Ils ne me connaissent pas encore, se dit-il. Ces gens-là sont capables de tout, il faut savoir s’ils tueront Peyrade, car alors je ne me montrerai plus…

Plus sa vie est infâme, plus l’homme y tient ; elle est alors une protestation, une vengeance de tous les instants.
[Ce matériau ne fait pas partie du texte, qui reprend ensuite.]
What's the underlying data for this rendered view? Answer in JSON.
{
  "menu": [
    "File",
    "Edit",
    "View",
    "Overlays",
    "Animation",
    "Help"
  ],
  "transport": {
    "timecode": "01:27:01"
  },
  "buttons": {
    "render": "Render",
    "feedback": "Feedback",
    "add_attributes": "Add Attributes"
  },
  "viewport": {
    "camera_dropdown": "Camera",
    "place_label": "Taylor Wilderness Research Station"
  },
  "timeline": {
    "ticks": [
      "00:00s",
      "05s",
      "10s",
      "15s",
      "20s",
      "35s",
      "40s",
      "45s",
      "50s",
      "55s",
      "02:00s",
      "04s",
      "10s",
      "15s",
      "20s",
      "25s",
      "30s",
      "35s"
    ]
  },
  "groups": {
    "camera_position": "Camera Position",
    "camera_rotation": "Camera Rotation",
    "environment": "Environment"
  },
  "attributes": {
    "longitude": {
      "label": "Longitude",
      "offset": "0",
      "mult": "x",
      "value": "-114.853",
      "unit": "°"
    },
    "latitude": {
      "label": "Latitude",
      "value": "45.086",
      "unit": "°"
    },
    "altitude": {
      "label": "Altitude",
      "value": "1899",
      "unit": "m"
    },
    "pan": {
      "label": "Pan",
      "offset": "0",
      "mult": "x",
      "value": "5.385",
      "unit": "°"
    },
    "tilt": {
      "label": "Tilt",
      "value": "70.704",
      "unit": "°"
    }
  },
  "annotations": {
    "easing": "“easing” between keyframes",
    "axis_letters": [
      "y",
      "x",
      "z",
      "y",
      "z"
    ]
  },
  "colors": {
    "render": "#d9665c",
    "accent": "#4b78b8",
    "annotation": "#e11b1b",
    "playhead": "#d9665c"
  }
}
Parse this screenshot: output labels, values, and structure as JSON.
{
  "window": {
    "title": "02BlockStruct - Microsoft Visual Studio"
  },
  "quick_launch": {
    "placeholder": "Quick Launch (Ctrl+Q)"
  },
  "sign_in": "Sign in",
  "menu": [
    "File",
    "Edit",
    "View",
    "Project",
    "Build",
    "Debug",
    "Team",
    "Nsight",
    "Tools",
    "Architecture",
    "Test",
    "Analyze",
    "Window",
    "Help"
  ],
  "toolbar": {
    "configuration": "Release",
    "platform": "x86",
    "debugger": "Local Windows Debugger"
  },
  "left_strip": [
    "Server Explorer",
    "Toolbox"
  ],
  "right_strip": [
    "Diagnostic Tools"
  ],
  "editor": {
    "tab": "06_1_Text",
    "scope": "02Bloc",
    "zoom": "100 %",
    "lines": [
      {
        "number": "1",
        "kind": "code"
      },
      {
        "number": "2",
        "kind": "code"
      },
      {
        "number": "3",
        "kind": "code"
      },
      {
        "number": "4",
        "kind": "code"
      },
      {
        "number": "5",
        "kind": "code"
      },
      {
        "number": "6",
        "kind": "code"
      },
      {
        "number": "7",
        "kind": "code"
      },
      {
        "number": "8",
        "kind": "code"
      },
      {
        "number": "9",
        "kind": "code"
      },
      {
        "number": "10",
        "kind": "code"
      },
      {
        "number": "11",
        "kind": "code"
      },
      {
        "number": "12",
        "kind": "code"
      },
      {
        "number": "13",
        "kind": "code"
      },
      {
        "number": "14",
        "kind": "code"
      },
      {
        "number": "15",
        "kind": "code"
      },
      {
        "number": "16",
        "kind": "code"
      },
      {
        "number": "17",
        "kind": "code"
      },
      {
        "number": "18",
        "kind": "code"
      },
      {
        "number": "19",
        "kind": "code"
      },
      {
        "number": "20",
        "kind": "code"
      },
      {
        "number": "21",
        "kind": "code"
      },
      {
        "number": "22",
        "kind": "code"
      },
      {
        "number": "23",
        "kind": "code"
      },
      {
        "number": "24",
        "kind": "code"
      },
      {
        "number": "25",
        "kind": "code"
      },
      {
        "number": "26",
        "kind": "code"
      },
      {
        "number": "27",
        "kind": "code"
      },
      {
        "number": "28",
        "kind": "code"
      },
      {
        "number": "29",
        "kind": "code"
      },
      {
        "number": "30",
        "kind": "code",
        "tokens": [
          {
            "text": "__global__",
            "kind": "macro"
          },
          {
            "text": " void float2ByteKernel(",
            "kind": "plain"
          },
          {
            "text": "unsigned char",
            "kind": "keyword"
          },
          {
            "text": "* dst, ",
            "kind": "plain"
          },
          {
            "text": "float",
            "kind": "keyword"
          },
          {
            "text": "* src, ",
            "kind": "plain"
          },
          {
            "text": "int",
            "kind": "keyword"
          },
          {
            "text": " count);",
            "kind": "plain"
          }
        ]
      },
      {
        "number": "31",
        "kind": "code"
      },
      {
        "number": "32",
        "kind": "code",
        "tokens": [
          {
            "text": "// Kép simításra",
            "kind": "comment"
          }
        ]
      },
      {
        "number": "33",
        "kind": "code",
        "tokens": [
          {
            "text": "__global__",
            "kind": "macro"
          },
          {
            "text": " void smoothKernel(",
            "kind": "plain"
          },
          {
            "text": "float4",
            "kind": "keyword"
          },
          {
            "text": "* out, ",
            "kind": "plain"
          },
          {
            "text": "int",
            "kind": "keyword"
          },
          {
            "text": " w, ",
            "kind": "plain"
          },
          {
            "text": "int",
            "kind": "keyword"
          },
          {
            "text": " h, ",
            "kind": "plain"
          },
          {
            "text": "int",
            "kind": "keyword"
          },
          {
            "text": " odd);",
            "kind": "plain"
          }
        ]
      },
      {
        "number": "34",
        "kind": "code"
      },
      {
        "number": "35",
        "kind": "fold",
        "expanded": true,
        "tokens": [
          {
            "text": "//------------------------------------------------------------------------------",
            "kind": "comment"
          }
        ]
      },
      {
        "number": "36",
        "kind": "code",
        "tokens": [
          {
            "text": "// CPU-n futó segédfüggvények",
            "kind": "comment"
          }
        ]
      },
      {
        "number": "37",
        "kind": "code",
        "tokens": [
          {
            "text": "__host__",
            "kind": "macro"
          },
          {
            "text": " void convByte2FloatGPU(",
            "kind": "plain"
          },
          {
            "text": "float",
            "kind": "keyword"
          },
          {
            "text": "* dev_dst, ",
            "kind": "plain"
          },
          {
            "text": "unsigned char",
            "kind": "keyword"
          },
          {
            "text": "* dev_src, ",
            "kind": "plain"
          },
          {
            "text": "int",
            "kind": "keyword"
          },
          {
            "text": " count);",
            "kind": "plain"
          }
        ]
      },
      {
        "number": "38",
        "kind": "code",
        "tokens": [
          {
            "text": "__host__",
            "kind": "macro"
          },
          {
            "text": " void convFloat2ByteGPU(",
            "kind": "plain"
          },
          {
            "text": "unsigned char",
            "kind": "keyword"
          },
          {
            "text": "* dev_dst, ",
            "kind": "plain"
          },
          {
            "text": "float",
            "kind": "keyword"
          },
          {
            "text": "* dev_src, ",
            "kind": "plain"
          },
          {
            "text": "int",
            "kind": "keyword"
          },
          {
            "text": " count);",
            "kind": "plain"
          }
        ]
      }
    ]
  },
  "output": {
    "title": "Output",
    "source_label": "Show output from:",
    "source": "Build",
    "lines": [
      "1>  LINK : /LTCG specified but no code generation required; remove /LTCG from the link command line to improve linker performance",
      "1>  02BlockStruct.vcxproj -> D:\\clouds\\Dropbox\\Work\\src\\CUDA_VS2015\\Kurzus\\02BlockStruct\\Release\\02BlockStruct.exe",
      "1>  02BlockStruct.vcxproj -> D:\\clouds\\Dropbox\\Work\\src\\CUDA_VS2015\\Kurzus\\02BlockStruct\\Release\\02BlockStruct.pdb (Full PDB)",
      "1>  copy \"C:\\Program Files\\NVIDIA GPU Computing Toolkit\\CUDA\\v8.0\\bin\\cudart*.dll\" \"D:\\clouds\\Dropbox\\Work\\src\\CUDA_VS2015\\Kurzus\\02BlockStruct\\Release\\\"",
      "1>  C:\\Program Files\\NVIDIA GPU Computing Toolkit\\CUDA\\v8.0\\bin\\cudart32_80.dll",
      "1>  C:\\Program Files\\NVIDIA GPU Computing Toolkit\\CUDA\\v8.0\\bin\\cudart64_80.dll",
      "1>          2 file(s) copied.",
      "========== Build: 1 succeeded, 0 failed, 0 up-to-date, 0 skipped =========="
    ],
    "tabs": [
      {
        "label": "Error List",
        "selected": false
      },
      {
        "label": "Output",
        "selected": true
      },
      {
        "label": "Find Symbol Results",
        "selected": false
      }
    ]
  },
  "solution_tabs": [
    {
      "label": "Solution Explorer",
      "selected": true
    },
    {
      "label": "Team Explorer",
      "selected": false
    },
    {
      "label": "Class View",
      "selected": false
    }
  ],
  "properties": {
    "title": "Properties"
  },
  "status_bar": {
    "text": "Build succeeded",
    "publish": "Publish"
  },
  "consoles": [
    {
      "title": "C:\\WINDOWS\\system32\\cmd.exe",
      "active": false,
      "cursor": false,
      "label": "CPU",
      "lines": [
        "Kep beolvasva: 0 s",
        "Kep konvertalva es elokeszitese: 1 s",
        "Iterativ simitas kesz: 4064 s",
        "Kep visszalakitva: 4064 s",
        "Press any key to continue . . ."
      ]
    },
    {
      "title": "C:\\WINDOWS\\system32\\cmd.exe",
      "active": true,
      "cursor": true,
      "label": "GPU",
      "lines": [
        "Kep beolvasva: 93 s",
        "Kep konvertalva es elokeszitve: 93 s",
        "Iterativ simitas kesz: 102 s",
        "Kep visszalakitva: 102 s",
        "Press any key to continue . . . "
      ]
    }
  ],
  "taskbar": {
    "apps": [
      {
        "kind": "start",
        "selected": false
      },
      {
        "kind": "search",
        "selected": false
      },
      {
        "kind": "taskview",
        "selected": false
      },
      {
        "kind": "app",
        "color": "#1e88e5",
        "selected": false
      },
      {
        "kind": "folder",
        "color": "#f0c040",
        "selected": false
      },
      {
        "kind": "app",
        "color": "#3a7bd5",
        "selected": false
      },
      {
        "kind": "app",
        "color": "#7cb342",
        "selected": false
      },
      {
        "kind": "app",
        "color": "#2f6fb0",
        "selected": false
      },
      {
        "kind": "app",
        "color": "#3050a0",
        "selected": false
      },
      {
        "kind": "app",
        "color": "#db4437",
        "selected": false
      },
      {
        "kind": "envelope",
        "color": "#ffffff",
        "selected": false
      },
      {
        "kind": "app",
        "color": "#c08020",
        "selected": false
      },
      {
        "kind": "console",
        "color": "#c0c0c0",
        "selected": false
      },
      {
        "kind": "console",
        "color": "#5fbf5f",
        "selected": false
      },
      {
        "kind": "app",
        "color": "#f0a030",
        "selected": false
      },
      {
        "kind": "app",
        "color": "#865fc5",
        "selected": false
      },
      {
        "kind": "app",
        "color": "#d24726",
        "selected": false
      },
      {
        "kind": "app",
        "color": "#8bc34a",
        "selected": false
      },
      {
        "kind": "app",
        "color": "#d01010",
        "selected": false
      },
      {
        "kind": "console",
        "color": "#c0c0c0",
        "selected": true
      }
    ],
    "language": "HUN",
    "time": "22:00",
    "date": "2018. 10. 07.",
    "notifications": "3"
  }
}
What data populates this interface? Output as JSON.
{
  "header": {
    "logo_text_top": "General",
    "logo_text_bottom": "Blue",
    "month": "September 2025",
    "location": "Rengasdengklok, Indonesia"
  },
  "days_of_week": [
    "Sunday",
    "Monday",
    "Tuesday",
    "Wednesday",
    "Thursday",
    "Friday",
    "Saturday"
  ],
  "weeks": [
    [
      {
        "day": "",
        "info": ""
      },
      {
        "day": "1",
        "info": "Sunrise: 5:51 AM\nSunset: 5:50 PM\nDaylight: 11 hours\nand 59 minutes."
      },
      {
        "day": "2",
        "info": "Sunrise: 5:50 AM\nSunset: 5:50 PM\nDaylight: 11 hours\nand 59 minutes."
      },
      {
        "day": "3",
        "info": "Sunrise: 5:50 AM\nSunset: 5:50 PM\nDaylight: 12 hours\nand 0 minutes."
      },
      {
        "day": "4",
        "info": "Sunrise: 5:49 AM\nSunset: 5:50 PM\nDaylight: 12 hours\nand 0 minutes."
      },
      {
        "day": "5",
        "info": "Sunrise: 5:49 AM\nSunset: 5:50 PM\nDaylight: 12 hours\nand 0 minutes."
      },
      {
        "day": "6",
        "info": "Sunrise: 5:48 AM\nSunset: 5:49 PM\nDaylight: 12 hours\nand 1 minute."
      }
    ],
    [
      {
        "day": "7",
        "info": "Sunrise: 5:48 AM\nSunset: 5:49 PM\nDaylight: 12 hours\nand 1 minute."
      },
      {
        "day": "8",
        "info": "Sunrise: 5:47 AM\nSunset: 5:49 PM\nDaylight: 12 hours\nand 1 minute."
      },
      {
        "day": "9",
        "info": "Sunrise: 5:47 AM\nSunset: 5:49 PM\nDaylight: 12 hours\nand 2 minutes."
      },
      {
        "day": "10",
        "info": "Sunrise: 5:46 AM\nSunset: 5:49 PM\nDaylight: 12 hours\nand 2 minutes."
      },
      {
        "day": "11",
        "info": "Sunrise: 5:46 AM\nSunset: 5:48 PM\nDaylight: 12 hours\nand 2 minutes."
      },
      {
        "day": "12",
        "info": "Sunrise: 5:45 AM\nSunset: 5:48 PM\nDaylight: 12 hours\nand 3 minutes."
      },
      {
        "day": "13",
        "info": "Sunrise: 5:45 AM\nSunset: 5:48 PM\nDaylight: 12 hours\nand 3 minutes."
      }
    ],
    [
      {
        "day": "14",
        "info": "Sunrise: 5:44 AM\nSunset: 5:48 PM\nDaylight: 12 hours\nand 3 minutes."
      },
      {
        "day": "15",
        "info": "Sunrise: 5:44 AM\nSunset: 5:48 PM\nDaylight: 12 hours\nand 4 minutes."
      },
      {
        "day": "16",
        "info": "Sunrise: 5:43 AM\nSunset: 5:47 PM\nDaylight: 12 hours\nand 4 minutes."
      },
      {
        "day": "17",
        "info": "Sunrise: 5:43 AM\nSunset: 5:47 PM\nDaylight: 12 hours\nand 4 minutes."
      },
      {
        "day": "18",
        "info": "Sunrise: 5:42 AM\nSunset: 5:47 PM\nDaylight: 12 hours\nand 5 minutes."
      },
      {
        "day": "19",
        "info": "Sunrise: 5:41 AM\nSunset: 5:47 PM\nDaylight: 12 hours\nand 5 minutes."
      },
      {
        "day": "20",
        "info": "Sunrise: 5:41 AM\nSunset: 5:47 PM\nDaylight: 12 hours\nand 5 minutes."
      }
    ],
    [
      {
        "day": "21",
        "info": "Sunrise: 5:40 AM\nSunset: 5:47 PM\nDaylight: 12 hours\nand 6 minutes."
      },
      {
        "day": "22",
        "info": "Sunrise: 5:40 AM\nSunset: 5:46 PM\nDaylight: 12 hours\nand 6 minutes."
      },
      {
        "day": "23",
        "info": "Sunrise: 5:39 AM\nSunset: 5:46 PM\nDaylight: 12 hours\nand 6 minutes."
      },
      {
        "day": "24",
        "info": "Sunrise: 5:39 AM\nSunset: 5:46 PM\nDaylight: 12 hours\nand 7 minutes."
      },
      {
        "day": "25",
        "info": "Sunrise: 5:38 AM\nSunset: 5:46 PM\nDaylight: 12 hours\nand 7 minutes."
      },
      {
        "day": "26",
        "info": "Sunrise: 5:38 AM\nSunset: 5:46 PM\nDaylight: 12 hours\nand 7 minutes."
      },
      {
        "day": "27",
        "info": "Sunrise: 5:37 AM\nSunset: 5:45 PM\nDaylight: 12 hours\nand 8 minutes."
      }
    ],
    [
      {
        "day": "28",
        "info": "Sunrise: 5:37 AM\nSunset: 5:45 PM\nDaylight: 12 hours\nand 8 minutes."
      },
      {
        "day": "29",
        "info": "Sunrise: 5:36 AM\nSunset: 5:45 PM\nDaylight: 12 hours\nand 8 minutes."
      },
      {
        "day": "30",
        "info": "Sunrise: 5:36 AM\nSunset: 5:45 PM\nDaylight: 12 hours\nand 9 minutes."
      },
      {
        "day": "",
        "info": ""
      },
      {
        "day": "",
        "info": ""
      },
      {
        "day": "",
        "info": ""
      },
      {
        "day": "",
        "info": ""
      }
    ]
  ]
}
Corentin descendit, s’en alla chez lui se déguiser en petit vieillard souffreteux, à petite redingote verdâtre, à petite perruque en chiendent, et revint à pied, ramené par son amitié pour Peyrade. Il voulait donner des ordres à ses Numéros les plus dévoués et les plus habiles. En longeant la rue Saint-Honoré pour venir de la place Vendôme à la rue Saint-Roch, il marcha derrière une fille en pantoufles, et habillée comme l’est une femme pour la nuit. Cette fille, qui portait une camisole blanche, et sur la tête un bonnet de nuit, laissait échapper de temps en temps des sanglots mêlés à des plaintes involontaires ; Corentin la devança de quelques pas et reconnut Lydie.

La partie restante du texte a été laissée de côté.